Urtext = Klartext? – eine Analyse der Sarabande in D-Dur, Teil 1 (Takt 1-8)

Germany

Michael Bach

Dies ist der erste Teil der Analyse der

Sarabande in D-Dur

 

Gast:
Burkard Weber

Video:
Interpretation der “Sarabande in D-Dur”
Michael Bach, Violoncello mit BACH.Bogen:
https://youtu.be/YuqXQgfPKkg

Analyse:
https://youtu.be/3vUgrV05eZg

Bach Digital
Abschrift von Anna Magdalena Bach, Digitalisat der Staatsbibliothek zu Berlin – PK

 

Teil 1

MB (Michael Bach): Hier, in diesem Stück, hat es einen harmonischen Sinn, warum wir einstimmige Passagen haben, warum wir zwei-, drei- und vierstimmige Passagen haben.

Es gibt viele Musiker, oder fast alle, die behaupten, die notierten Notenwerte seien nicht so genau zu nehmen. Meiner Ansicht nach ist es ganz eindeutig so, daß sie genau zu nehmen sind.

Weil, auffällig in diesem Satz ist z. B., daß der Baß meist nicht aufgelöst wird. Das hört man nur dann erst, wenn der Baß auch bis zu Ende gehalten wird.

Sarab D-Dur Bindebögen- 001

Takt 1

Nehmen wir den ersten Takt, wir haben also D-Dur. [spielt Takt 1]

Was ist der 2. Klang? Wir haben einen reduzierten D-Dur-Klang.

Wenn darauf ein Schwerpunkt wäre, hätte Bach derart komponiert: [spielt zuerst den zweistimmigen und dann den dreistimmigen Zusammenklang]

Man würde denken, das ist fast das Gleiche.

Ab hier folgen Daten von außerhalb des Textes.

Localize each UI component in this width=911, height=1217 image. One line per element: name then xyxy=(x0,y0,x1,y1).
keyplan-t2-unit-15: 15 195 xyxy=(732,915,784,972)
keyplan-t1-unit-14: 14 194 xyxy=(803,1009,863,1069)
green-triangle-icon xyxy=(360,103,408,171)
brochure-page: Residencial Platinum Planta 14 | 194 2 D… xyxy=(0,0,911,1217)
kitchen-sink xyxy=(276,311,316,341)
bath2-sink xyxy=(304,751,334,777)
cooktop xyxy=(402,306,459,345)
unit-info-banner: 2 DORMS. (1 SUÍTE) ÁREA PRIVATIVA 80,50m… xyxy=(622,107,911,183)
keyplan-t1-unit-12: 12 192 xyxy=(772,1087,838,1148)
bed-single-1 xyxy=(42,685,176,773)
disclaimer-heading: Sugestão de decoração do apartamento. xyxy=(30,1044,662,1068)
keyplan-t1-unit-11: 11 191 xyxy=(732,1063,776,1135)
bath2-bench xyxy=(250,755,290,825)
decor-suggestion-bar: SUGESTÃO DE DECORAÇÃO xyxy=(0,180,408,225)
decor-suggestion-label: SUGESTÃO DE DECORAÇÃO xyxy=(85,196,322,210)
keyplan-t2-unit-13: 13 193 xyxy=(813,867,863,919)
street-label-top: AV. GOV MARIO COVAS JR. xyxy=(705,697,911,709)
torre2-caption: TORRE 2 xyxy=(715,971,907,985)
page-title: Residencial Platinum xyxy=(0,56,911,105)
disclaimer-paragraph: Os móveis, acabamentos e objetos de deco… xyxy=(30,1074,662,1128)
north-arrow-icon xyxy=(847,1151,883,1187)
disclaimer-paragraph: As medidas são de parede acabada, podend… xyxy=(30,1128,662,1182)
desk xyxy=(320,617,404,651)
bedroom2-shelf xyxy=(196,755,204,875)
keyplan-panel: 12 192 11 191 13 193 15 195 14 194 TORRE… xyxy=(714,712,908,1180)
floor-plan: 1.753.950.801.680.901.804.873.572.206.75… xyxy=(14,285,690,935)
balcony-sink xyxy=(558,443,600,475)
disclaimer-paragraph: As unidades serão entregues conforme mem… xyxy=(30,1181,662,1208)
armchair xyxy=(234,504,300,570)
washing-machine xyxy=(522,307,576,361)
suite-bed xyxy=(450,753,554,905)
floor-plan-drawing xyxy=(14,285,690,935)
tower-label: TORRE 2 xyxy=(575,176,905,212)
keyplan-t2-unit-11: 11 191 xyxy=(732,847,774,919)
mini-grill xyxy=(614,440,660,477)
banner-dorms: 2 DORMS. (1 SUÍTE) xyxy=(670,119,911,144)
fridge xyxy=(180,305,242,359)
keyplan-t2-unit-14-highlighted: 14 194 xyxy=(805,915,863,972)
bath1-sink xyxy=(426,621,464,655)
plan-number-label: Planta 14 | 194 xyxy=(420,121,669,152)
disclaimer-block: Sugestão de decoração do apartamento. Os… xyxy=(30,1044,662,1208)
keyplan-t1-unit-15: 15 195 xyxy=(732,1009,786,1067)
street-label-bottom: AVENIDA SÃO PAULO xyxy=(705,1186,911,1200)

Wenn man sich aber die ersten 8 Takte anschaut, dann ist die 2. Zählzeit immer reduziert in der Stimmenanzahl. Oft ist ein vierstimmiger Akkord in der 1. Zählzeit und dann ein zweistimmiger, manchmal auch ein dreistimmiger und manchmal sogar ein einstimmiger Klang auf der 2. Zählzeit.

Also, ich kann mir nicht vorstellen, daß das so gespielt wird: [betont den Doppelklang der 2. Zählzeit anstatt den Akkord der 1. Zählzeit]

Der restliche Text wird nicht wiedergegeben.